My mother’s next door neighbors have two children, kids who were tiny when they moved in, and have now, as is the way of children, grown into large, rambunctious teenagers. They’re a nice family, though, and my mom has fond memories of summer evenings when they would tumble around in her backyard, or sit on her patio coloring and devour the homemade cookies or cupcakes she kept on hand for them.
When Ashleigh, the eldest, turned 16 a few years ago, my mother bought her a cute ceramic piggy bank and put 16 crisp, new one-dollar bills in it. Travis, the younger boy, is set to celebrate his 16th birthday this weekend, and she wanted to give him the same gift.
Trouble is, we can’t find a piggy bank.
“Piggy bank?” asked the clerk at K-Mart, barely more than a teenager himself, with an interesting tatoo on his inner arm and a very dangerous looking spike in his left ear. “Uh, no, we ain’t got those.”
“Piggy bank…” said the older lady stocking the shelves at Dollar General. “You know, I haven’t seen one of those in ages.”
I had a couple of piggy banks, a dark blue one I particularly remember because it was painted with bright pink flowers. I think my uncle brought it to me from Mexico…it was distinctly un-porcine in appearance. The nicest feature about it was the rubber stopper on the underside, so that making periodic withdrawals was quite easy. The other one was made of glass, and the only way to get the money out was to smash it. (I never used that one.)

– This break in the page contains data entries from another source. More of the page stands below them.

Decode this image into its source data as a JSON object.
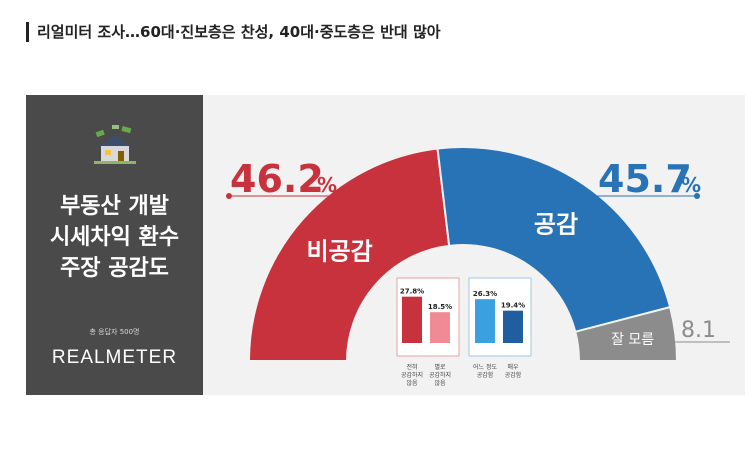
{
  "headline": "리얼미터 조사…60대·진보층은 찬성, 40대·중도층은 반대 많아",
  "panel": {
    "title_lines": [
      "부동산 개발",
      "시세차익 환수",
      "주장 공감도"
    ],
    "sample_note": "총 응답자 500명",
    "logo": "REALMETER"
  },
  "chart_data": {
    "type": "pie",
    "title": "부동산 개발 시세차익 환수 주장 공감도",
    "slices": [
      {
        "label": "비공감",
        "value": 46.2,
        "value_label": "46.2",
        "unit": "%",
        "color": "#c8323c"
      },
      {
        "label": "공감",
        "value": 45.7,
        "value_label": "45.7",
        "unit": "%",
        "color": "#2872b6"
      },
      {
        "label": "잘 모름",
        "value": 8.1,
        "value_label": "8.1",
        "unit": "",
        "color": "#8c8c8c"
      }
    ],
    "sub_bars": [
      {
        "group": "비공감",
        "label_lines": [
          "전혀",
          "공감하지",
          "않음"
        ],
        "value": 27.8,
        "value_label": "27.8%",
        "color": "#c8323c"
      },
      {
        "group": "비공감",
        "label_lines": [
          "별로",
          "공감하지",
          "않음"
        ],
        "value": 18.5,
        "value_label": "18.5%",
        "color": "#f08b95"
      },
      {
        "group": "공감",
        "label_lines": [
          "어느 정도",
          "공감함"
        ],
        "value": 26.3,
        "value_label": "26.3%",
        "color": "#3aa0e0"
      },
      {
        "group": "공감",
        "label_lines": [
          "매우",
          "공감함"
        ],
        "value": 19.4,
        "value_label": "19.4%",
        "color": "#1f5fa0"
      }
    ]
  }
}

But I did stuff money into the piggy bank every week – I got an allowance in those days, I think 50 cents or a dollar per week, and I always put some of that money into the piggy bank. Saving money was kind of fun, actually, and I was encouraged to save up for things that I wanted. I admit that my parents usually gave in and “helped” me finance the purchase price (I was an impatient little consumer), but at least they urged me to make an effort toward saving.
Apparently (and now I’m going to sound like a old fart) children are not taught to save money these days. At least, they’re not putting it into piggy banks. Maybe all kids have brokerage accounts – to go along with their cell phones and computers. Maybe they have ATM cards, and can withdraw money from one of the kazillions of machines located in every place from the library to the laundromat. Maybe they just charge their comic books and bubble gum graphic novels and granola bars.
My father in law lived through the Great Depression, and never tired of telling us how he went to his bank one morning and saw a closed sign on the door. His entire savings – money he intended to purchase his own farm – gone in the blink of an eye. Naturally, he was paranoid about money forever after. He kept emergency stashes of cash in his own version of piggy banks – steel boxes hidden in the rafters and buried in the cellar. He even had a suitcase filled with cash shoved under the bed and chained to the bedframe.
The idea of money has become so nebulous to children..it appears on gift cards and debit cards and electronic transfer, but rarely as greenbacks or silver in the palm of your hand. The concrete exchange of money for services rendered is all but obsolete. We pay for everything from gasoline to major surgery with a quick swipe of a card through an electronic reader. So the direct line from work to compensation to purchase gets very blurry, creating a disconnect in the process which leads to very poor money management skills. Hence, a generation of people who are drowning in debt.
And all because you can’t buy a piggy bank.
So Travis won’t be getting his 16 shiny new dollars in a piggy bank. My mom ended up getting a tiny red sand pail instead, which she stuffed with confetti, candy, and the 16 dollar bills. I’m sure he won’t mind not getting the piggy bank, for he’s liable to head straight to i-Tunes or Best Buy with his birthday loot.
Unless he stashes it in a suitcase under the bed.